Sebastian Biederlack

 

Wann wurde er Europas Meister?

2003: Europameister in Barcelona

2003: Hallen-Europameister in Santander

 

Persönlicher Steckbrief

Sportart: Hockey

Verein: Club an der Alster

Geburtstag: 16. September 1981

Geburtsort: Hamburg-Altona

Hobbies: Klavierspielen, Lesen, Tennis, Skifahren

Weitere Erfolge: u.a. Weltmeister, Olympiadritter

Website: www.hockey-olympia.de/default.aspx)

 

 

 

Copyright: Florian Büh

Interview mit Sebastian Biederlack, Hockey-Welt- und Europameister

 

Am Rande der Präsentation des Projekts "Gesundheitsförderung durch Bewegung" im Hamburger Centrum Bildung und Beruf stand Sebastian Biederlack, Welt-und Europameister im Hockey und "europa(S)meister"-Pate Rede und Antwort.

 

Wie alt warst Du als Du begonnen hast, Dich für deine Sportart zu interessieren?
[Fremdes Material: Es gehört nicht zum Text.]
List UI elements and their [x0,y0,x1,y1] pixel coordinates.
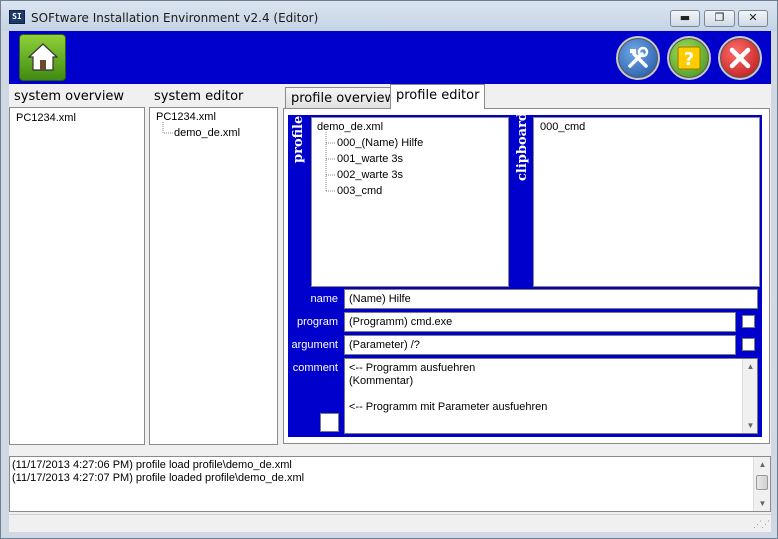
comment-line: <-- Programm mit Parameter ausfuehren [349,401,548,413]
name-label: name [310,293,338,305]
tab-profile-editor[interactable]: profile editor [390,84,486,109]
profile-tree-item[interactable]: 000_(Name) Hilfe [337,137,423,149]
system-overview-item[interactable]: PC1234.xml [16,112,76,124]
resize-grip-icon[interactable]: ⋰⋰ [753,519,770,530]
system-overview-label: system overview [14,89,125,104]
profile-editor-panel: profile demo_de.xml 000_(Name) Hilfe 001… [288,111,762,437]
profile-tree[interactable]: demo_de.xml 000_(Name) Hilfe 001_warte 3… [311,117,509,287]
log-scroll-thumb[interactable] [756,475,768,490]
minimize-button[interactable]: ▬ [670,10,700,27]
title-bar[interactable]: SI SOFtware Installation Environment v2.… [1,1,777,31]
exit-icon [729,47,751,69]
scroll-down-icon[interactable]: ▼ [755,496,770,511]
log-scrollbar[interactable]: ▲ ▼ [753,457,770,511]
comment-scrollbar[interactable]: ▲ ▼ [742,359,757,433]
window-title: SOFtware Installation Environment v2.4 (… [31,11,319,25]
comment-line: <-- Programm ausfuehren [349,362,476,374]
exit-button[interactable] [718,36,762,80]
help-button[interactable]: ? [667,36,711,80]
enabled-checkbox[interactable] [320,413,339,432]
app-icon: SI [9,10,25,24]
log-output[interactable]: (11/17/2013 4:27:06 PM) profile load pro… [9,456,771,512]
comment-label: comment [292,362,338,374]
maximize-button[interactable]: ❐ [704,10,735,27]
argument-checkbox[interactable] [742,338,755,351]
system-editor-child[interactable]: demo_de.xml [174,127,240,139]
client-area: system overview PC1234.xml system editor… [9,84,771,532]
scroll-up-icon[interactable]: ▲ [743,359,758,374]
svg-text:?: ? [684,49,694,70]
tab-profile-overview[interactable]: profile overview [285,87,402,108]
system-editor-tree[interactable]: PC1234.xml demo_de.xml [149,107,278,445]
log-line: (11/17/2013 4:27:06 PM) profile load pro… [12,459,292,471]
profile-tree-item[interactable]: 002_warte 3s [337,169,403,181]
tools-icon [628,46,649,68]
comment-line: (Kommentar) [349,375,414,387]
tree-connector-icon [162,122,173,134]
profile-tree-item[interactable]: 001_warte 3s [337,153,403,165]
profile-tree-item[interactable]: 003_cmd [337,185,382,197]
toolbar: ? [9,31,771,84]
status-bar: ⋰⋰ [9,514,771,532]
program-label: program [297,316,338,328]
system-editor-label: system editor [154,89,244,104]
argument-label: argument [291,339,338,351]
clipboard-item[interactable]: 000_cmd [540,121,585,133]
home-button[interactable] [19,34,66,81]
home-icon [28,43,58,71]
log-line: (11/17/2013 4:27:07 PM) profile loaded p… [12,472,305,484]
help-icon: ? [677,46,701,70]
scroll-up-icon[interactable]: ▲ [755,457,770,472]
app-window: SI SOFtware Installation Environment v2.… [0,0,778,539]
tree-connector-icon [325,132,336,192]
argument-field[interactable]: (Parameter) /? [344,335,736,355]
tools-button[interactable] [616,36,660,80]
profile-label: profile [291,115,306,163]
program-checkbox[interactable] [742,315,755,328]
scroll-down-icon[interactable]: ▼ [743,418,758,433]
clipboard-label: clipboard [515,111,530,181]
clipboard-list[interactable]: 000_cmd [533,117,760,287]
system-overview-list[interactable]: PC1234.xml [9,107,145,445]
program-field[interactable]: (Programm) cmd.exe [344,312,736,332]
close-window-button[interactable]: ✕ [738,10,768,27]
profile-editor-page: profile demo_de.xml 000_(Name) Hilfe 001… [283,108,770,444]
comment-textarea[interactable]: <-- Programm ausfuehren (Kommentar) <-- … [344,358,758,434]
name-field[interactable]: (Name) Hilfe [344,289,758,309]
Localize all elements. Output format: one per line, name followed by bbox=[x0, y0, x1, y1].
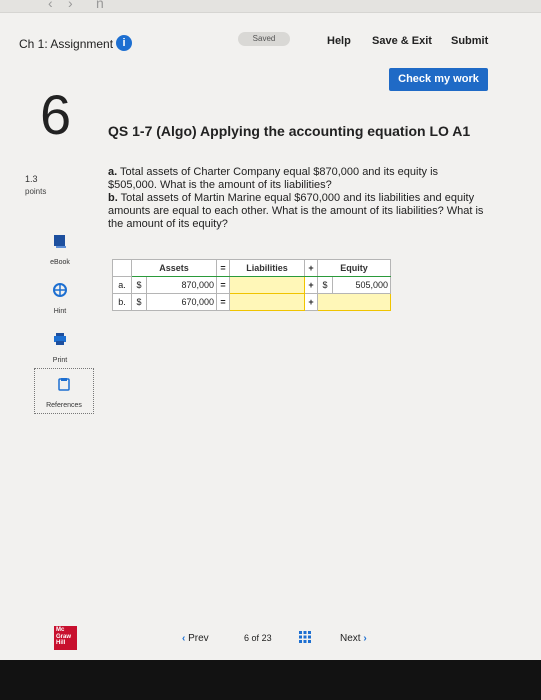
home-icon[interactable]: n bbox=[96, 0, 104, 11]
ebook-label: eBook bbox=[50, 259, 70, 266]
ebook-tool[interactable]: eBook bbox=[38, 234, 82, 269]
header-liabilities: Liabilities bbox=[229, 259, 305, 277]
liabilities-input-a[interactable] bbox=[229, 276, 305, 294]
saved-status-badge: Saved bbox=[238, 32, 290, 46]
equals-sign: = bbox=[216, 276, 230, 294]
liabilities-input-b[interactable] bbox=[229, 293, 305, 311]
forward-arrow-icon[interactable]: › bbox=[68, 0, 73, 11]
part-b-label: b. bbox=[108, 192, 118, 204]
table-header-row: Assets = Liabilities + Equity bbox=[112, 259, 391, 277]
browser-top-strip: ‹ › n bbox=[0, 0, 541, 13]
question-body: a. Total assets of Charter Company equal… bbox=[108, 166, 488, 231]
print-label: Print bbox=[52, 357, 68, 364]
next-label: Next bbox=[340, 633, 361, 644]
hint-label: Hint bbox=[53, 308, 67, 315]
equity-value: 505,000 bbox=[332, 276, 391, 294]
references-icon bbox=[58, 378, 70, 391]
plus-sign: + bbox=[304, 293, 318, 311]
print-icon bbox=[54, 333, 66, 345]
references-tool[interactable]: References bbox=[34, 368, 94, 414]
back-arrow-icon[interactable]: ‹ bbox=[48, 0, 53, 11]
logo-line-3: Hill bbox=[56, 640, 66, 646]
assets-currency: $ bbox=[131, 276, 147, 294]
prev-button[interactable]: ‹ Prev bbox=[182, 633, 209, 644]
grid-icon bbox=[299, 631, 311, 643]
question-points-value: 1.3 bbox=[25, 174, 38, 184]
help-link[interactable]: Help bbox=[327, 35, 351, 47]
accounting-equation-table: Assets = Liabilities + Equity a. $ 870,0… bbox=[112, 259, 391, 311]
assets-currency: $ bbox=[131, 293, 147, 311]
equity-currency: $ bbox=[317, 276, 333, 294]
next-button[interactable]: Next › bbox=[340, 633, 367, 644]
header-equity: Equity bbox=[317, 259, 391, 277]
question-part-a: a. Total assets of Charter Company equal… bbox=[108, 166, 488, 192]
chevron-left-icon: ‹ bbox=[182, 633, 186, 644]
question-part-b: b. Total assets of Martin Marine equal $… bbox=[108, 192, 488, 231]
references-label: References bbox=[46, 402, 82, 409]
print-tool[interactable]: Print bbox=[38, 332, 82, 367]
prev-label: Prev bbox=[188, 633, 209, 644]
page-current: 6 bbox=[244, 633, 250, 643]
table-row: b. $ 670,000 = + bbox=[112, 293, 391, 311]
assets-value: 670,000 bbox=[146, 293, 217, 311]
part-b-text: Total assets of Martin Marine equal $670… bbox=[108, 192, 484, 230]
submit-link[interactable]: Submit bbox=[451, 35, 488, 47]
app-screen: ‹ › n Ch 1: Assignment i Saved Help Save… bbox=[0, 0, 541, 660]
hint-icon bbox=[53, 283, 67, 297]
equals-sign: = bbox=[216, 293, 230, 311]
table-row: a. $ 870,000 = + $ 505,000 bbox=[112, 276, 391, 294]
info-icon[interactable]: i bbox=[116, 35, 132, 51]
row-label: b. bbox=[112, 293, 132, 311]
header-plus: + bbox=[304, 259, 318, 277]
part-a-text: Total assets of Charter Company equal $8… bbox=[108, 166, 439, 191]
page-total: 23 bbox=[261, 633, 272, 643]
part-a-label: a. bbox=[108, 166, 118, 178]
hint-tool[interactable]: Hint bbox=[38, 283, 82, 318]
page-of: of bbox=[251, 633, 260, 643]
row-label: a. bbox=[112, 276, 132, 294]
mcgraw-hill-logo: Mc Graw Hill bbox=[54, 626, 77, 650]
check-my-work-button[interactable]: Check my work bbox=[389, 68, 488, 91]
question-number: 6 bbox=[40, 83, 72, 146]
plus-sign: + bbox=[304, 276, 318, 294]
page-status: 6 of 23 bbox=[244, 633, 272, 643]
book-icon bbox=[54, 235, 66, 248]
save-exit-link[interactable]: Save & Exit bbox=[372, 35, 432, 47]
assets-value: 870,000 bbox=[146, 276, 217, 294]
assignment-title: Ch 1: Assignment bbox=[19, 37, 114, 51]
equity-input-b[interactable] bbox=[317, 293, 391, 311]
screen-bezel bbox=[0, 660, 541, 700]
question-points-label: points bbox=[25, 187, 47, 196]
header-assets: Assets bbox=[131, 259, 217, 277]
question-grid-button[interactable] bbox=[298, 630, 312, 649]
question-title: QS 1-7 (Algo) Applying the accounting eq… bbox=[108, 123, 471, 139]
header-equals: = bbox=[216, 259, 230, 277]
header-blank bbox=[112, 259, 132, 277]
chevron-right-icon: › bbox=[363, 633, 367, 644]
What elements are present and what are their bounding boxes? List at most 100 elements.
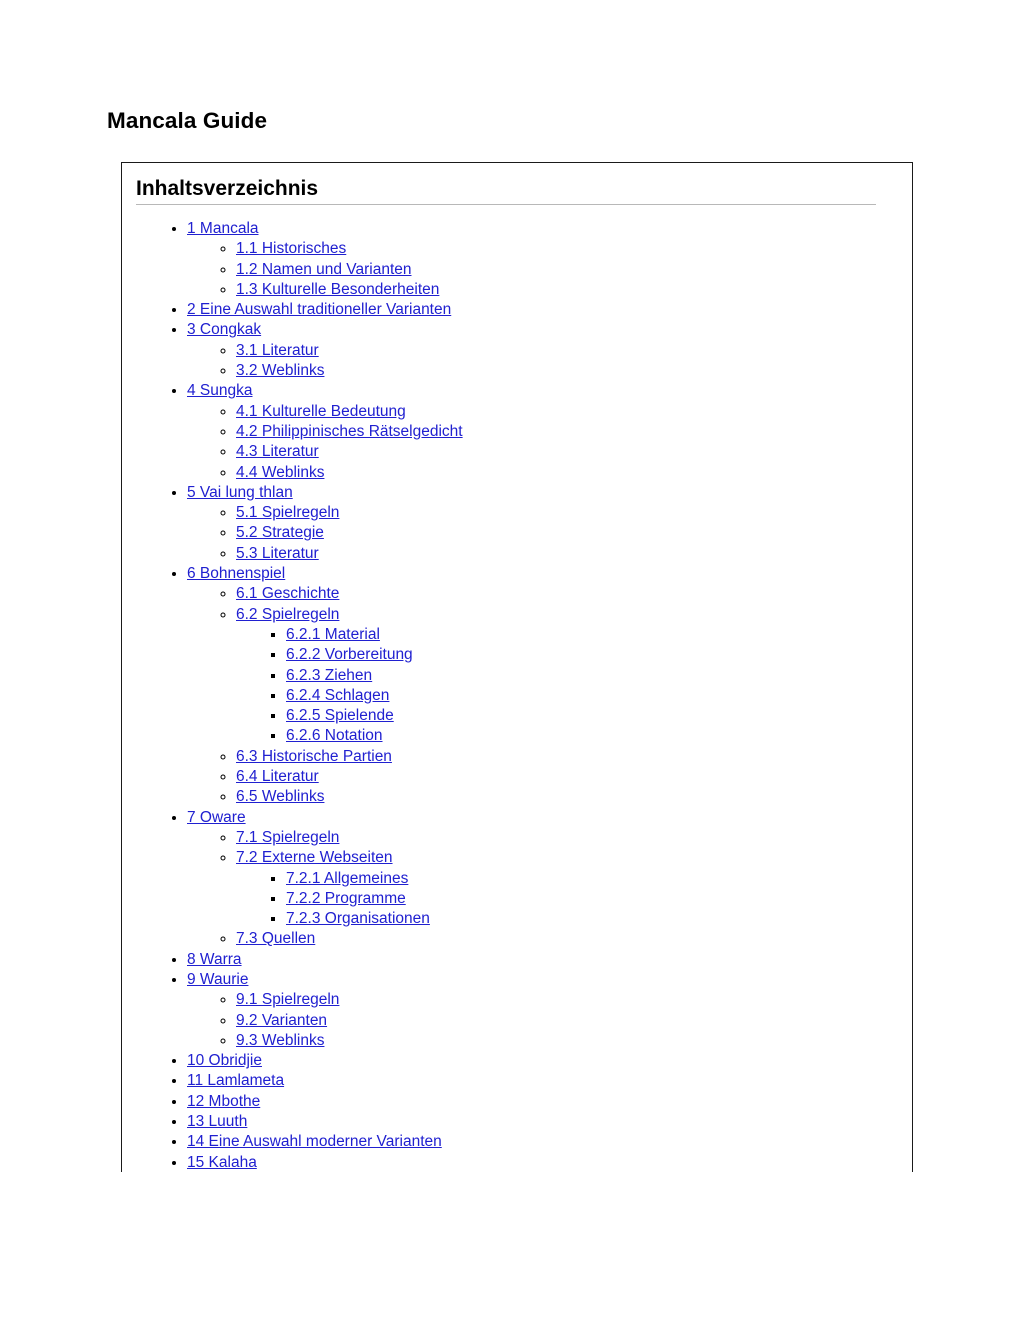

Mit vier Jahren bin ich durch meine Eltern und Geschwister zum Hockey gekommen und seit dem dabei geblieben. Gleichzeitig habe ich viel Tennis gespielt. Damit habe ich mit 16 Jahren aber aufgehört und mich ganz auf Hockey konzentriert.

 

Was fasziniert Dich an Deinem Sport?

An meinem Sport fasziniert mich, dass er koordinativ und technisch sehr anspruchsvoll ist. Außerdem habe ich durch Hockey die Möglichkeit, durch die Welt zu reisen und Orte zu sehen, die man sonst nicht kennen lernen würde. Aus dem Sport haben sich auch viele Freundschaften entwickelt.

 

Dein schönstes Erlebnis während Deiner Laufbahn?

Zwei Momente sind mir besonders in Erinnerung geblieben: Zum einen das Einlaufen ins Olympiastadion 2004 in Athen. Und der Schlußpfiff im Finale der Hockey-WM 2006.

 


Welches Erfolgsrezept kannst Du jungen Menschen mit auf den Weg geben?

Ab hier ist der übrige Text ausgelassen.